La lecture du parc complète l'analyse : de l'ordre de 263 maisons individuelles, 197 diagnostics publiés pour 1 000 résidences principales, environ 234 logements occupés par leur propriétaire. Ce volume ne préjuge d'aucune éligibilité individuelle : il indique seulement où se concentrent, à Surin, les situations où le scénario décrit sur cette page a le plus de chances d'être pertinent.
Sur ce territoire, la part de logements occupés par leur propriétaire indique en creux le volume du parc locatif privé concerné. On relève 100 % de maisons individuelles, 89 % de propriétaires occupants, 2.41 personne(s) par logement, en zone climatique H2c. Ces valeurs ne décident d'aucun projet à elles seules, mais elles fixent l'ordre de grandeur dans lequel un chiffrage à Surin est crédible.
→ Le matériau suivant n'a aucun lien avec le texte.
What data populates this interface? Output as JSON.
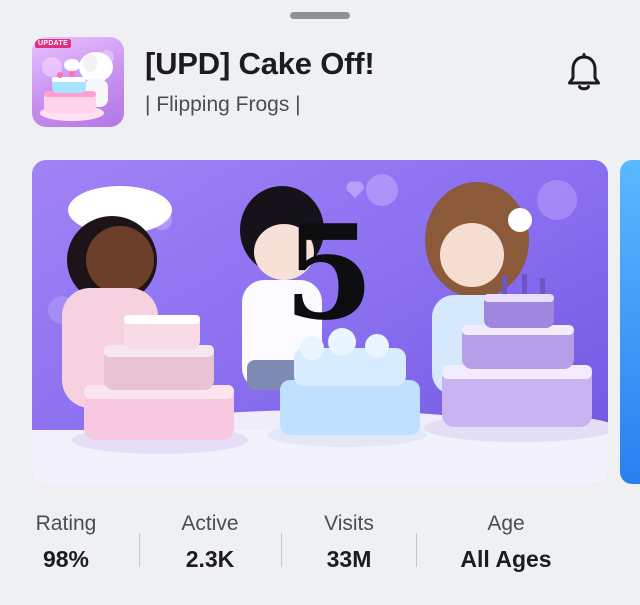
{
  "header": {
    "icon_badge": "UPDATE",
    "title": "[UPD] Cake Off!",
    "creator": "| Flipping Frogs |"
  },
  "banner": {
    "overlay_number": "5"
  },
  "stats": [
    {
      "label": "Rating",
      "value": "98%"
    },
    {
      "label": "Active",
      "value": "2.3K"
    },
    {
      "label": "Visits",
      "value": "33M"
    },
    {
      "label": "Age",
      "value": "All Ages"
    }
  ],
  "icons": {
    "grabber": "sheet-grabber",
    "notify": "bell-icon"
  },
  "colors": {
    "background": "#eff0f2",
    "banner_purple": "#8a6ff0",
    "text_primary": "#1b1c1f",
    "text_secondary": "#4a4d55"
  }
}
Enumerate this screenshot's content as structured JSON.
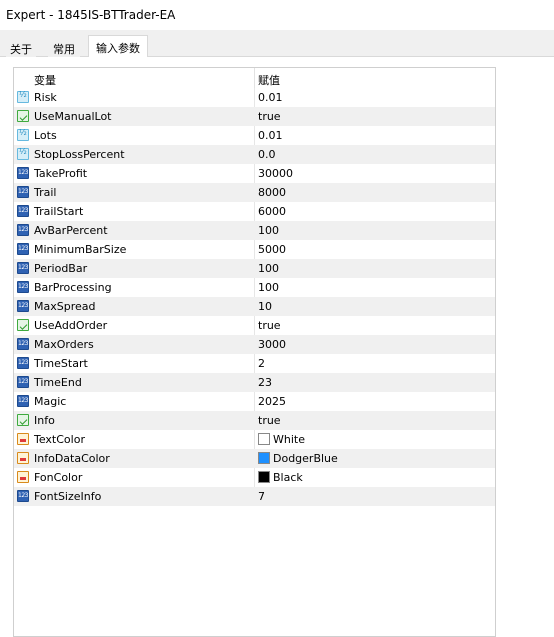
{
  "window": {
    "title": "Expert - 1845IS-BTTrader-EA"
  },
  "tabs": [
    {
      "label": "关于",
      "active": false
    },
    {
      "label": "常用",
      "active": false
    },
    {
      "label": "输入参数",
      "active": true
    }
  ],
  "table": {
    "headers": {
      "variable": "变量",
      "value": "赋值"
    },
    "rows": [
      {
        "icon": "double-icon",
        "name": "Risk",
        "value": "0.01"
      },
      {
        "icon": "bool-icon",
        "name": "UseManualLot",
        "value": "true"
      },
      {
        "icon": "double-icon",
        "name": "Lots",
        "value": "0.01"
      },
      {
        "icon": "double-icon",
        "name": "StopLossPercent",
        "value": "0.0"
      },
      {
        "icon": "int-icon",
        "name": "TakeProfit",
        "value": "30000"
      },
      {
        "icon": "int-icon",
        "name": "Trail",
        "value": "8000"
      },
      {
        "icon": "int-icon",
        "name": "TrailStart",
        "value": "6000"
      },
      {
        "icon": "int-icon",
        "name": "AvBarPercent",
        "value": "100"
      },
      {
        "icon": "int-icon",
        "name": "MinimumBarSize",
        "value": "5000"
      },
      {
        "icon": "int-icon",
        "name": "PeriodBar",
        "value": "100"
      },
      {
        "icon": "int-icon",
        "name": "BarProcessing",
        "value": "100"
      },
      {
        "icon": "int-icon",
        "name": "MaxSpread",
        "value": "10"
      },
      {
        "icon": "bool-icon",
        "name": "UseAddOrder",
        "value": "true"
      },
      {
        "icon": "int-icon",
        "name": "MaxOrders",
        "value": "3000"
      },
      {
        "icon": "int-icon",
        "name": "TimeStart",
        "value": "2"
      },
      {
        "icon": "int-icon",
        "name": "TimeEnd",
        "value": "23"
      },
      {
        "icon": "int-icon",
        "name": "Magic",
        "value": "2025"
      },
      {
        "icon": "bool-icon",
        "name": "Info",
        "value": "true"
      },
      {
        "icon": "color-icon",
        "name": "TextColor",
        "value": "White",
        "swatch": "#ffffff"
      },
      {
        "icon": "color-icon",
        "name": "InfoDataColor",
        "value": "DodgerBlue",
        "swatch": "#1e90ff"
      },
      {
        "icon": "color-icon",
        "name": "FonColor",
        "value": "Black",
        "swatch": "#000000"
      },
      {
        "icon": "int-icon",
        "name": "FontSizeInfo",
        "value": "7"
      }
    ]
  }
}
Le choix du scénario change l'assiette : à Surin, elle passe de 30 000 € HT à deux classes à 40 000 € HT dès trois classes. Avec le logement loué chiffré autour de 4 154 000 €, l'arbitrage consiste à vérifier si le poste complémentaire nécessaire pour franchir la troisième classe coûte moins que le supplément d'aide qu'il déclenche.
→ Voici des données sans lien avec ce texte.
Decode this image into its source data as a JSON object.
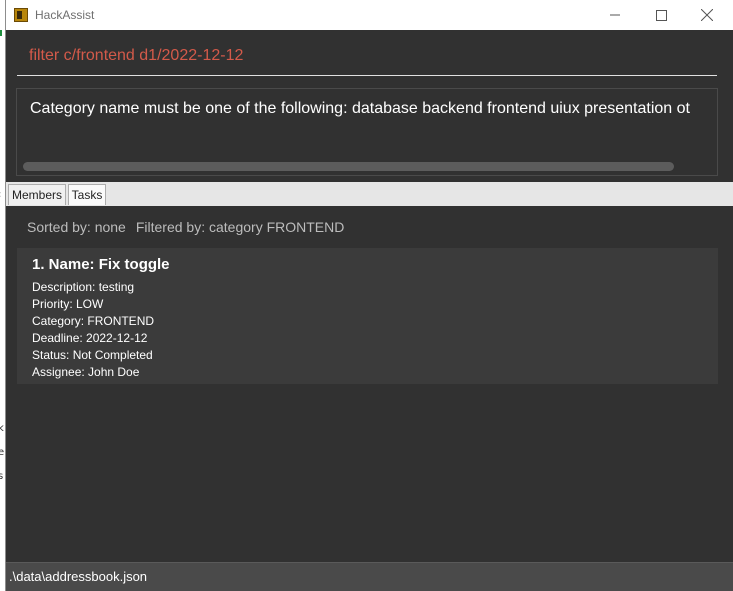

Le taux de TVA n'est pas un détail sur ce type de chantier : à 5,5 %, la remise à niveau d'un logement mis en location facturé 4 154 000 € TTC à Surin supporte 216 559 € de taxe. Une facturation à 20 % par erreur renchérit le projet de plusieurs milliers d'euros et se rattrape mal après coup.
En cas de contrôle sur site à Surin : la mention de les critères de décence et un engagement de loyer maîtrisé sur le devis, la qualification RGE de un opérateur agréé par l'Anah, et le constat de décence après travaux. Un dossier complet sécurise jusqu'à 32 000 € d'aide ; un dossier incomplet suspend le versement jusqu'à régularisation.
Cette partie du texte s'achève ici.